Firewalls are computers dedicated to filtering particular kinds of network traffic between two networks. They are usually employed to protect a LAN from the rest of the Internet. Securing every box on the LAN is much more costly and time consuming than deploying, administering and monitoring a single firewall. A firewall is particularly essential to those institutions permanently connected to the Internet. Depending on the network configuration, the router can be set up as a packet filter; usually, though, it is more convenient to set up a dedicated box to act as a firewall. Because they can be made extremely secure and have a low cost, Linux boxes can be very effective firewalls.

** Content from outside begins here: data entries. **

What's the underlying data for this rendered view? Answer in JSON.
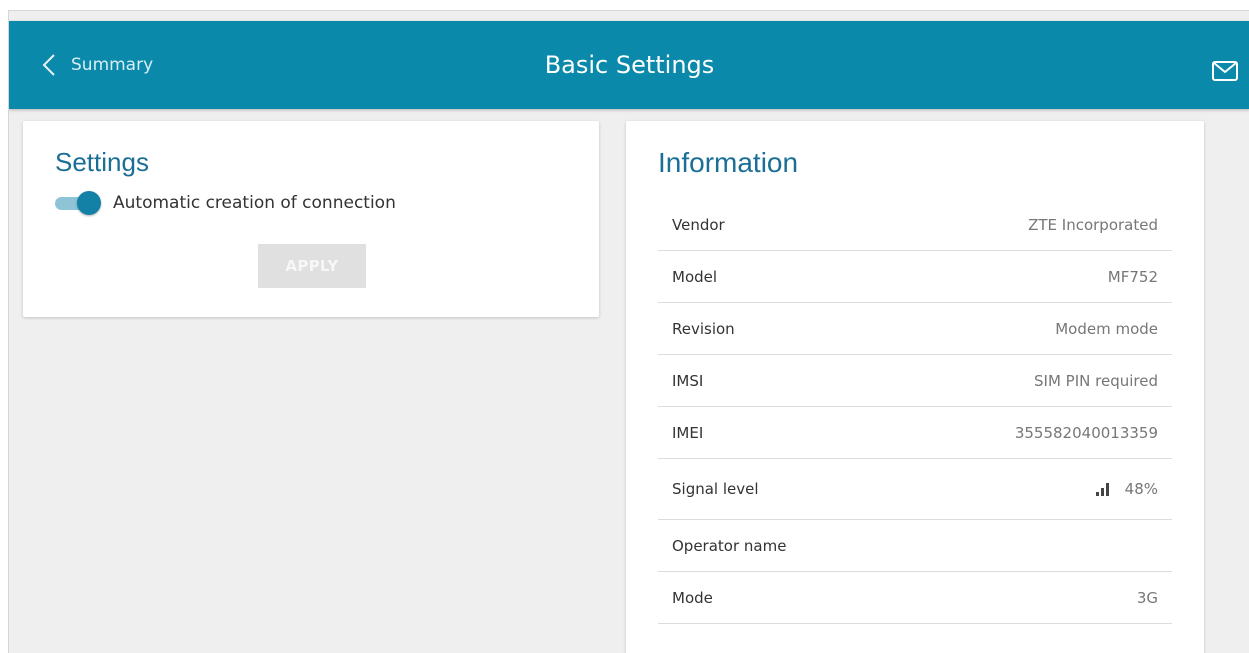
{
  "header": {
    "back_label": "Summary",
    "title": "Basic Settings"
  },
  "settings": {
    "title": "Settings",
    "toggle_label": "Automatic creation of connection",
    "toggle_on": true,
    "apply_label": "APPLY"
  },
  "info": {
    "title": "Information",
    "rows": [
      {
        "key": "Vendor",
        "value": "ZTE Incorporated"
      },
      {
        "key": "Model",
        "value": "MF752"
      },
      {
        "key": "Revision",
        "value": "Modem mode"
      },
      {
        "key": "IMSI",
        "value": "SIM PIN required"
      },
      {
        "key": "IMEI",
        "value": "355582040013359"
      },
      {
        "key": "Signal level",
        "value": "48%"
      },
      {
        "key": "Operator name",
        "value": ""
      },
      {
        "key": "Mode",
        "value": "3G"
      }
    ]
  },
  "colors": {
    "header_bg": "#0a89aa",
    "accent": "#1381a6",
    "heading": "#1b6f96"
  },
  "icons": {
    "back": "chevron-left-icon",
    "mail": "mail-icon",
    "signal": "signal-bars-icon"
  }
}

Deploying a firewall on the Linux kernels 2.2.x is done with ipchains, while iptables are used on the new 2.4.x kernels. How to set up the actual firewall is beyond the scope of this article; we refer the reader to the ipchains HOWTO for the 2.2.x kernels and to Paul “Rusty” Russell's Packet-Filtering HOWTO for the 2.4.x kernels. Both of them can be found on the Internet by using any search engine. But building the actual firewall is not enough; in order to offer tight security, a firewall needs to be monitored. In this article we explain how to build and use a web-based ipchains monitoring system called inside-control.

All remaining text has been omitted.